Improving Loki performance & scalability

Update 2023-02-15: These changes have now been rolled out everywhere.

In the coming days we are rolling out a significant change to the Loki setup, migrating to the “simple scalable deployment mode”. With this model, the Loki services will be split among several targets, namely: read, write and backend.

Some of our customers have experienced performance-related limitations in our Grafana Loki setup, mainly on queries that require scanning a large volume of data. Up until recently we have been running a monolith Loki architecture, so a single Loki Pod performed all the roles (ingester, querier, query-scheduler, frontend, …).
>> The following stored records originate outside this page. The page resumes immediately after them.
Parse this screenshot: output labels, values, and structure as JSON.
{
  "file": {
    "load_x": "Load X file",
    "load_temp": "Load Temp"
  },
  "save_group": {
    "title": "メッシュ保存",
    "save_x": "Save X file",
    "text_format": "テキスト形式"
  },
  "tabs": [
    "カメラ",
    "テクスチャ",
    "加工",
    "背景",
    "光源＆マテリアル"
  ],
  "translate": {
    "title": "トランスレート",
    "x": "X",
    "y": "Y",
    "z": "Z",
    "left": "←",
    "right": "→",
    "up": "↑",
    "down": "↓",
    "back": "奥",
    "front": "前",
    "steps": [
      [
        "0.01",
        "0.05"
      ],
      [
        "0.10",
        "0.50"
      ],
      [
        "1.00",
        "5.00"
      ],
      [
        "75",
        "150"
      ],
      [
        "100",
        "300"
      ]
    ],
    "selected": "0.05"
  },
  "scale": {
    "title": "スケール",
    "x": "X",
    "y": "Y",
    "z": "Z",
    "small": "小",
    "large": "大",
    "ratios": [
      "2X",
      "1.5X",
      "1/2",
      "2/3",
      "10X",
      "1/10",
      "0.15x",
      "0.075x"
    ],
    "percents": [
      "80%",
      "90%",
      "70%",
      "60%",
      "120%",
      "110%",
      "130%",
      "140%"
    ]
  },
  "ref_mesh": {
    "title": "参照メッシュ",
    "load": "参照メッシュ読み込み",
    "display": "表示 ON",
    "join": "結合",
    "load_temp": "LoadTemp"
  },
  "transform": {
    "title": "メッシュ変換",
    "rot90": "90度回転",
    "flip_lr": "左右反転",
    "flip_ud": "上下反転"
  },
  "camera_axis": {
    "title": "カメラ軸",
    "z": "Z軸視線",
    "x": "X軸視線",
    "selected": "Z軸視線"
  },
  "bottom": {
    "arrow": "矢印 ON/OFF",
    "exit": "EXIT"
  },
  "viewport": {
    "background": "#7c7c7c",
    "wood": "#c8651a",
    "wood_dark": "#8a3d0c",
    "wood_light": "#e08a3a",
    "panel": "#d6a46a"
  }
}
And while we’ve been tweaking the setup, it is showing its limitations increasingly more often. This change allows us to more granularly scale each of the components according to a customer’s logging needs. Furthermore, it allows for large-volume queries to be split in smaller chunks that would be processed in parallel by multiple (reader) Pods. We’re also adding horizontal Pod scaling, through keda, for the read target.

Since this is a significant change to the Loki archetucture on our setups, it is possible some initial resources/scaling issues can occur once deployed on your environments. We’ve made some initial guesstimates based upon our testing and your current Loki resource configuration, however it is expected some OOMKill crashes could occur at the beginning. We invite you, once the deployments have finished, to run your most demanding Loki queries on the new setup so we can better fine-tune each environment’s requirements.

In addition to the scalable design model, we are also migrating away from DynamoDB as index backend, in favor of the Loki recommended boltdb-shipper. We’ve been using it successfully for the past 6 months with our Azure AKS clusters and starting the 1st of March Loki indices on our EKS setup will start using this too. Depending on your retention period, eventually the DynamoDB indices will be cleaned up. This migration is transparent to you and requires no action to take.

Grafana Loki has also been upgraded to it’s latest release 2.7.3.